Por aviso de 17 de julho de 1830, ordenou-se que se verificasse em Damiana da Cunha a gratificação que se mandara dar ao seu marido e que ficara suspensa por aviso de 1 de abril de 1839, em conseqüência da informação presidencial.
Na sessão extraordinária do conselho da província de 6 de outubro de 1831, foi lido o requerimento do anspeçada do batalhão de caçadores nº 29 de primeira linha, Manuel Pereira da Cruz, viúvo da falecida Damiana da Cunha, índia da nação caiapó, pedindo a gratificação que tinha sido mandada arbitrar a favor de sua falecida mulher.
O conselho marcou pelos serviços da mesma a gratificação de 40000 l. e resolveu que ao marido se desse metade e a outra metade a Manuel da Cunha, único irmão da dita falecida, com quem ela repartiu o que tinha antes do seu falecimento.

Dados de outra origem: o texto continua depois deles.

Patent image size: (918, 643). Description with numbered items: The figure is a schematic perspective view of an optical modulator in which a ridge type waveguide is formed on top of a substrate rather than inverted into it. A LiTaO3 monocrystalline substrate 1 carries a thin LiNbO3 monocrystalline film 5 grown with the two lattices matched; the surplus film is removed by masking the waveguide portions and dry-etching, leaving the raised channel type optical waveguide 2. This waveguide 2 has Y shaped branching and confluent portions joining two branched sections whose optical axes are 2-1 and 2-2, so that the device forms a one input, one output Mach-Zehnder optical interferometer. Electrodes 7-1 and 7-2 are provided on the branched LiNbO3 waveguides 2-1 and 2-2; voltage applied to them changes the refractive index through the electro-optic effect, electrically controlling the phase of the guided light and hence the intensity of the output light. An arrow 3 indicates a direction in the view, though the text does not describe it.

Em novembro de 1832, requereu ainda M. Pereira da Cruz que se lhe abonasse anualmente a gratificação de 20000 l., como a que recebera no ano anterior por deliberação do conselho provincial em observância do aviso de 17 de julho de 1830.

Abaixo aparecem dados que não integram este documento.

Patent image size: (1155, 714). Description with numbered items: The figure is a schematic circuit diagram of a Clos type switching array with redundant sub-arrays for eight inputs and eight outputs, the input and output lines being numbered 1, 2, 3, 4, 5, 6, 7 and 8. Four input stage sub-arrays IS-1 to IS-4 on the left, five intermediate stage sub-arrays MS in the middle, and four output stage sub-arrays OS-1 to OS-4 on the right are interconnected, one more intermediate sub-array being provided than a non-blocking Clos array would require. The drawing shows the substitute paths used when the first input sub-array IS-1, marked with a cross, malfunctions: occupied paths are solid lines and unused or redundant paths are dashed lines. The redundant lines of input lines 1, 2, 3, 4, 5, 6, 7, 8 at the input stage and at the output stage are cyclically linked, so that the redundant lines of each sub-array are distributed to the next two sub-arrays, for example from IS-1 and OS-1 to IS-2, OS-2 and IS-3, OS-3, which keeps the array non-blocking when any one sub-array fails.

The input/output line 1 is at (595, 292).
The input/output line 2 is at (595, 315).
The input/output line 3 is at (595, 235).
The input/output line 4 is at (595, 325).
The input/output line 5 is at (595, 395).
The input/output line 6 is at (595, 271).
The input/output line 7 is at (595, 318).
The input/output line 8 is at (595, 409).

O presidente José Rodrigues Jardim por ofício de 29 de novembro de 1832 informou que além do serviço que ele prestara em duas entradas nos anos de 28 e 29 em companhia de sua esposa, nenhum outro havia feito que se tornasse digno de remuneração , e assim se deliberou por aviso de 10 de abril de 1832.
Os índios José e Luísa, que vivam em companhia de Damiana da Cunha, não ficarão sob domínio de M. Pereira da Cruz, como ele requerera, para lhe servirem de língua em novas entradas por indeferimento do presidente Miguel Lino de Morais, de 9 de março de 1831.